I thought I’d follow up my first article/tutorial about Julia, by showcasing another side of the language’s ecosystem, libraries for machine learning.
Namely, I’ll be displaying Knet and AutoGard, by implementing an image generating adversarial network. For the sake of continuity, I will use the Julia set generator we had in the last articles. We’ll feed the images to this GAN and try to get it to generate its own fractal~ish patterns.
If you don’t know what a GAN is, I suggest you just go read the original whitepaper, it’s one of the easiest and most interesting reads as far as machine learning papers go.
Assuming you don’t have the time to do that, but know some basic machine learning concepts, here’s a quick rundown.
A GAN is essentially two models, one that generates, let’s call it G, and one that discriminates (i.e classifies), D. The goal of D is to differentiate examples from a training data from “fakes”, the goal of G is to produce fakes images that fool D.
First, we need to import and modify the code from the previous article, in order to make it generate and n dimensional matrix, with differing Julia sets as its rows. This matrix will server as our real examples for training the discriminator. Also, we need to install the dependencies for this model, namely Knet (which includes AutoGard) and Plots + GR for image generation.
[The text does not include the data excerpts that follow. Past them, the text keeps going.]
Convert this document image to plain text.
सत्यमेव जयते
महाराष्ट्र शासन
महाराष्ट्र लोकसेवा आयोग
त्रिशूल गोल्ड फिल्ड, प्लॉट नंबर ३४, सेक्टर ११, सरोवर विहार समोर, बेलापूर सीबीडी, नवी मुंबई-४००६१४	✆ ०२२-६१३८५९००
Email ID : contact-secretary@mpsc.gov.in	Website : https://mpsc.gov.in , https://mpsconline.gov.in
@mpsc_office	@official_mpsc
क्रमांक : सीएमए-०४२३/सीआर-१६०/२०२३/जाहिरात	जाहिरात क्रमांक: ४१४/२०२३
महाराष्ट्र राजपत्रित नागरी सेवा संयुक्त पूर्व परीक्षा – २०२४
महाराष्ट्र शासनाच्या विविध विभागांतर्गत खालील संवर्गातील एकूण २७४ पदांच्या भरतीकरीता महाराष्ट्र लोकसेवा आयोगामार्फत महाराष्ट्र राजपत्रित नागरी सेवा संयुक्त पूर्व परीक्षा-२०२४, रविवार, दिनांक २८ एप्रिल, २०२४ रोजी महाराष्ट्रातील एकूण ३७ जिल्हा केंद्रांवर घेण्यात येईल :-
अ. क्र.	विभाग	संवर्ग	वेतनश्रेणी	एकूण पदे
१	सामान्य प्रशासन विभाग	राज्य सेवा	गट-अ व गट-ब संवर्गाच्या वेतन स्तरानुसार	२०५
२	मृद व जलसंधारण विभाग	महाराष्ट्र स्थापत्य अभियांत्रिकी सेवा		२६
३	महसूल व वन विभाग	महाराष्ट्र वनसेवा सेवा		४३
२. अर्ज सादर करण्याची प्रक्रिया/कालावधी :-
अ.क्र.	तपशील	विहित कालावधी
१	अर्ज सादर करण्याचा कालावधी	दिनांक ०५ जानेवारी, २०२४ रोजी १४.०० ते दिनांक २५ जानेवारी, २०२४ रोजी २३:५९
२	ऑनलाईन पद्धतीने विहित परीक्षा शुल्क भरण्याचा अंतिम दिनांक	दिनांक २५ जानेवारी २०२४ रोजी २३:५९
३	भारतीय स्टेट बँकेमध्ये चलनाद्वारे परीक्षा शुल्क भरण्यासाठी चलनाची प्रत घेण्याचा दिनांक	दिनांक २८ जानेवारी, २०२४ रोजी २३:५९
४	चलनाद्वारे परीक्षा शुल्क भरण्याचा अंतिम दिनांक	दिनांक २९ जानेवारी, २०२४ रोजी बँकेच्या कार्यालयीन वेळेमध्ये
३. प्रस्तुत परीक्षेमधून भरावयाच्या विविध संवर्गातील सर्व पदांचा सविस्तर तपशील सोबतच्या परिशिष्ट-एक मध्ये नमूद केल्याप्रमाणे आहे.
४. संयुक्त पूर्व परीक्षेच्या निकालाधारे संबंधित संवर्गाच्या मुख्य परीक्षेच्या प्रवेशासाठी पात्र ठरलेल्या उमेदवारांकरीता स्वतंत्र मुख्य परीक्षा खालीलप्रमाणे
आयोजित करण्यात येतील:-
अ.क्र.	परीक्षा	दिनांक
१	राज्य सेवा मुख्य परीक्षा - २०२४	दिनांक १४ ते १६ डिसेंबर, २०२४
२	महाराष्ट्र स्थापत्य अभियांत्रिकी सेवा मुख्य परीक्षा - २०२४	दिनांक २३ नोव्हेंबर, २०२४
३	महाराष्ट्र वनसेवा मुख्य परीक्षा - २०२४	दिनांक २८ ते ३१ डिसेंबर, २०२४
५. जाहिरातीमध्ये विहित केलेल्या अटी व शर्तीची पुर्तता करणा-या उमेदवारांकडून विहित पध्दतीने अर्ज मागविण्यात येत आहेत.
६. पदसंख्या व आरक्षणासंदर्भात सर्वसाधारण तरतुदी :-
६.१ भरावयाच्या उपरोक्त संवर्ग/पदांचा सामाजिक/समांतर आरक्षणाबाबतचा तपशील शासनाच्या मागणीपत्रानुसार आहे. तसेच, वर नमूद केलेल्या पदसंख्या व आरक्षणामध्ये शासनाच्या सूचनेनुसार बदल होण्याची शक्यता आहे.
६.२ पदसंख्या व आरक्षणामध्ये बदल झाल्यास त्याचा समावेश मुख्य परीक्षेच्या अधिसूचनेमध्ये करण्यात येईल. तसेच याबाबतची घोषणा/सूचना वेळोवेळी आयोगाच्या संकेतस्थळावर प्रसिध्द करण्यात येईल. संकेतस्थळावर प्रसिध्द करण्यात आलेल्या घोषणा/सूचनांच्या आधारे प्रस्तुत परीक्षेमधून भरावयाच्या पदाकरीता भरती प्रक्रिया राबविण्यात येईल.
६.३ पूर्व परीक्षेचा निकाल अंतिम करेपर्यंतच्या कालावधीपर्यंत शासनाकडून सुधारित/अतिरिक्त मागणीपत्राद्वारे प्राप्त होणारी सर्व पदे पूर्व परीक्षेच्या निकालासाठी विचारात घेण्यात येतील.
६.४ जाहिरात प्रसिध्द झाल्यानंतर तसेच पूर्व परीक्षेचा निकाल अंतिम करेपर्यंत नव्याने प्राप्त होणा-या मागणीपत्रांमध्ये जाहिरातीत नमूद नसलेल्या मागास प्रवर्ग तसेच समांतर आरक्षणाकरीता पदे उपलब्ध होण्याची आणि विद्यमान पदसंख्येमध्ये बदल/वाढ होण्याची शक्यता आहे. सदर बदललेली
Next, we’ll include our dependencies and initialize the plotting backend. More importantly, however, we’ll also define a variable called atype here, our first use of Knet.
If our machine has any GPUs, we can use the type KnetArray, which will, in turn, cause certain algebraic operations on that a array to be executed on the GPU using OpenCl code. If you don’t have any GPUs at your disposal, atype is set to a normal Julia array, and everything is executed on the CPU.
I’d like to note here, that you can realistically run this model on a CPU, I personally ran them on my laptop, on an i5 kabylake mobile CPU.
Now that that’s out of the way, let’s look at the code that will generate all of this stuff. This model is based on this repository, written by Ekin Akyürek, so shoutouts to him.
Note: After writing this, I was informed by Ekin that he actually wrote a blog post about this GAN model, before I had written this one. I encourage you to go
First, we must create a function to actually build our networks, in this case, some basic multi-layer perceptrons. This essentially amounts to initializing a bunch of vectors (the weights and biases) with zeros or random small values.
Next, we’ll define a simple function to do the forward propagation through our models. This function is generic and can be used with any of the models we define.
The function takes two arguments, W is an array of vectors, with the odd index elements being the weights and the even indexed elements the biases, X is the vector of input features. It also takes an optional argument, which represents the dropout probability for any given value in our vector of weights.
Ok, here’s where we see how the libraries really come together to produce some beautiful code. Which is almost indistinguishable from the actual equations we’d write down to define this model. This is the part of our code where we define our loss functions.
Next, we need some auxiliary code, to help us save the images and to produce the noise which the generator will use as input, in order to introduce randomness in the images it generates. ? is a dictionary which will just use to carry around various information.
The final piece of this puzzle is a function that will take some data and train our models several time. The essential part is calling the update! macro, this takes the weights vector for the respective model, its gradient (generate by AutoGrad) and an optimizer.
In this case we use Adaptive Moment Estimation, but we could have just as well used SGD, AdaGrad or just simple averaging for our optimizer.
With this information, update! will adjust the weights of our models, in order to try and minimize their loss functions, a process also known as backwards propagation.
Keep in mind the loss functions are interdependent, in an ideal model there should be some balance between the losses of D and G, that is to say, they should have a similar value and never converge to zero.
We’ll define a function that will save the images generated during various epochs and print out the losses for both models in each epoch.
Let’s combine all the pieces together in our main function. This simply consists of defining various hyperparameters and the shape of our network, then running the training function.
Now, we just need to generate some julia sets, feed them as the input data to our model, and watch the pretty images being created.
Using various training samples and sizes, here’s some images I’ve managed to generate using this.
Keep in mind, that there’s some element of randomness to the above code, and you can easily slip into a situation where either the G or the D loss converges to zero. Meaning that either the discriminator is unable to distinguish between images, resulting in no improvements to our generator or the discriminator gets “too good” to ever be fooled by our generator, again, resulting in no improvements to our generator.
Adjusting the various hyperparameters. This is where the hard and expensive part of machine learning would come in, where models have to be tuned through a combination of theory, intuition, luck and trial&error.
Obviously, this model doesn’t have recurrent or convolutional layers, which are a staple of most modern neural networks, especially when dealing with images.
However, if you dig a bit into Knet’s docs, I think you’ll find that adapting this model to use a CNN or a LSTMN won’t be that hard.
The beauty of Knet is that is offers a very nice balance between low level primitives and higher level abstractions, making it very useful if you need models that are somewhat unique. The other amazing thing about it, is its performance when compared to leading frameworks in this domain, such as MXnet and Tensorflow.